LONDON (Reuters) - Anglo American has received the final operating license it needs to boost production at its Minas-Rio iron ore mine in Brazil to its full capacity of 26.5 million tonnes a year, the mining company said on Monday.
Anglo American’s Minas-Rio mine, which has been dogged by delays and waits for permits following a pipeline leak in March 2018, will produce 23 million tonnes of iron ore in 2019.
The license was issued after the company boosted the storage capacity at the site for waste known as tailings. Waste disposal is a sensitive issue after a tailings dam collapsed at a Vale mine in Brazil, killing some 300 people.
J.P. Morgan Cazenove said news of the license removed “a key tail risk for Anglo’s equity story in 2020” and the investment bank reiterated its recommendation to remain “overweight” in Anglo American shares.
Anglo’s share price rose 0.5% on Monday, and has gained more than 20% this year.
The mining company, which is listed in London and Johannesburg, said it could now complete a third phase of development at Minas-Rio to achieve full capacity.
It said the Minas-Rio tailings dam had “a conservative and high quality design” for safety. It also said the iron ore was high grade, which means its extraction and processing into steel produces less waste and lower greenhouse gas emissions.

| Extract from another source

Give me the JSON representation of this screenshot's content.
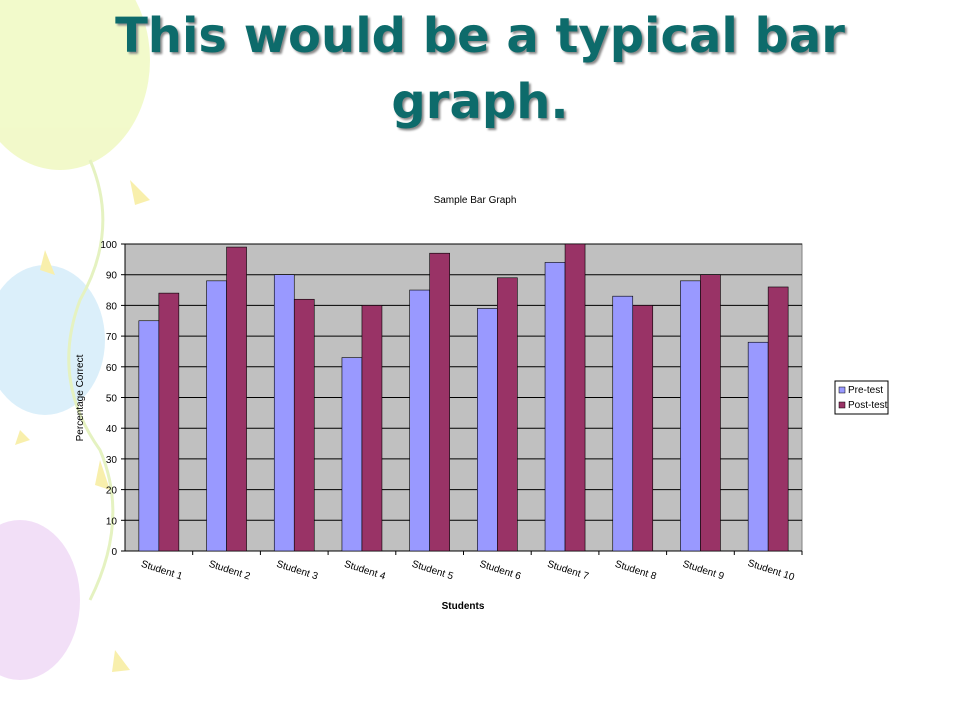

Mining companies are coming under increased pressure from investors concerned about the environmental and social impact of resource extraction.
Separately, the Institutional Investors Group on Climate Change (IIGCC) said on Monday that Anglo American had pledged to address any misalignments between the company’s policy positions and the goals of the Paris Agreement on curbing global warming.
The IIGCC, which is backed by investors with more than $4.7 trillion in assets under management, said the pledge also applied to trade groups Anglo American supports.
IIGCC CEO Stephanie Pfeifer said the company must follow through and trade bodies it belongs to “must be called to account where they are opposing, impeding or evading the policy required to support decarbonization and reduce global emissions”.
In a statement on its website, Anglo American said it has considered plans for strengthened governance and to “ensuring action will be taken on any fundamental misalignments”.
The biggest listed mining company, Australia’s BHP, has come under fire for belonging to industry groups that campaigners say lobby for the continued use of coal. BHP said this month it was considering its membership of four industry associations but was not yet pulling out.